La décision de Bruxelles risque de faire grincer des dents. Contre toute attente et malgré les protestations dont s’étaient fait l’écho les éleveurs bretons dans une lettre ouverte au commissaire européen à l’Agriculture mi-mars, les Pays-Bas viennent d’obtenir le prolongement de deux ans de leur dérogation permettant aux éleveurs néerlandais de produire davantage de lisier que leurs collègues de l’UE.
Entre les mailles
« L’obtention de cette dérogation n’était pas gagnée d’avance, et de nombreuses personnes ont dû plancher sur ce dossier pour convaincre la Commission européenne », a reconnu Carola Schouten, ministre néerlandaise de l’Agriculture. En effet, c’est ce qu’on appelle passer entre les mailles du filet.
Le feu vert de Bruxelles intervient alors que deux scandales ont ébranlé le secteur ces derniers mois. À chaque fois, il s’agissait de frauder avec les quantités de lisier produites.

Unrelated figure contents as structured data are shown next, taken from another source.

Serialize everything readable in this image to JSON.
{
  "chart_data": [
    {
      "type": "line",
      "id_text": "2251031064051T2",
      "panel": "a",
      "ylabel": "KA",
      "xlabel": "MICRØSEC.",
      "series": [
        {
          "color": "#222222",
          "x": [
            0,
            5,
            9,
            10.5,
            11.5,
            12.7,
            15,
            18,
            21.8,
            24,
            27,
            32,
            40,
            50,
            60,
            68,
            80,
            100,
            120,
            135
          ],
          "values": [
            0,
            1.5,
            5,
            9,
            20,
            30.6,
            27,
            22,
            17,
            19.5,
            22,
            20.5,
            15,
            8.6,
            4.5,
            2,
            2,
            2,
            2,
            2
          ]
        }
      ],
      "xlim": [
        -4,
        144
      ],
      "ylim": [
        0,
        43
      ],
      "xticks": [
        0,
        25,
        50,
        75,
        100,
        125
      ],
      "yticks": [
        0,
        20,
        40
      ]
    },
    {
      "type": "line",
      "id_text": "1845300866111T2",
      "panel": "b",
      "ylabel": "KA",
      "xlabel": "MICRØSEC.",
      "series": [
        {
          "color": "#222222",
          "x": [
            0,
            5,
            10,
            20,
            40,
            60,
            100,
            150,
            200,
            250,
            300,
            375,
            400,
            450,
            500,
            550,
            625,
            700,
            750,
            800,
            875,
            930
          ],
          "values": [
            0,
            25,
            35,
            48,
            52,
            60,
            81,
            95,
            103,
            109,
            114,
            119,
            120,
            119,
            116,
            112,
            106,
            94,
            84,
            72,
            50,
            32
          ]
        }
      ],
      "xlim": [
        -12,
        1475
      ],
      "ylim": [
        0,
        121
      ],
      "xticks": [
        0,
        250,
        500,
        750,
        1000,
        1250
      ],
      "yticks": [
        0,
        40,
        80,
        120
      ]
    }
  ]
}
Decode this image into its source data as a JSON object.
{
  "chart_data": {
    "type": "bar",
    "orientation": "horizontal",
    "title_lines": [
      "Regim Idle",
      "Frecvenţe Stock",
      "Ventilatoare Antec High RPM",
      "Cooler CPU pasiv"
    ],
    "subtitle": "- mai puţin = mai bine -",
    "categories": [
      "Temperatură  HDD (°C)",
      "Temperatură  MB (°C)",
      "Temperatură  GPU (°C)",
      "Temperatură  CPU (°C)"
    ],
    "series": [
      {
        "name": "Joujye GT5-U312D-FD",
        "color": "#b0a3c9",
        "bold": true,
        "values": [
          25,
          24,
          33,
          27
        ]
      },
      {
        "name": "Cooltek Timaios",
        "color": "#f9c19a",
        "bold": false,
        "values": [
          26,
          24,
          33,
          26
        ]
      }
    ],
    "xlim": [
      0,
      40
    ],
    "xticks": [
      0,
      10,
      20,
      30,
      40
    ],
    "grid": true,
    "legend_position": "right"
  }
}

À l’automne dernier, des révélations ont fait part de pratiques frauduleuses portant sur 25 % à 40 % du lisier produit aux Pays-Bas. Les magouilles consistaient à organiser de fausses collectes ou des stockages « bidons ». Dans d’autres cas, des exploitants déclaraient une superficie de terres supérieure à la réalité, afin d’être autorisés à en produire davantage.
Révélé en janvier, le scandale des veaux a jeté un nouveau discrédit : les éleveurs attribuaient plusieurs naissances de veaux à une même vache, bien qu’issus d’animaux distincts. Une fraude qui leur permettait de conserver un plus grand nombre de génisses. Comptabilisée comme une demi-vache, une génisse produit deux fois moins de phosphates qu’une vache, selon la réglementation. L’éleveur bénéficiait de davantage de droits de production de lisier.
Malgré tout, ces dérapages n’ont pas amené Bruxelles à mettre fin à la dérogation néerlandaise. Deux facteurs ont sans doute joué. Après avoir dépassé les plafonds européens de production de phosphates en 2015 et 2016, le pays a réussi à rentrer dans le rang en 2017. Une prouesse réalisée grâce à la réduction de la production laitière, imposée par le ministère de l’Agriculture. De plus, La Haye a mis en place, depuis janvier, un système de droits négociables de production de phosphates, promis à parer toute nouvelle dérive. Bruxelles a approuvé ce dispositif qui, bien que se présentant comme une aide publique, avait un « objectif clair de protéger l’environnement ».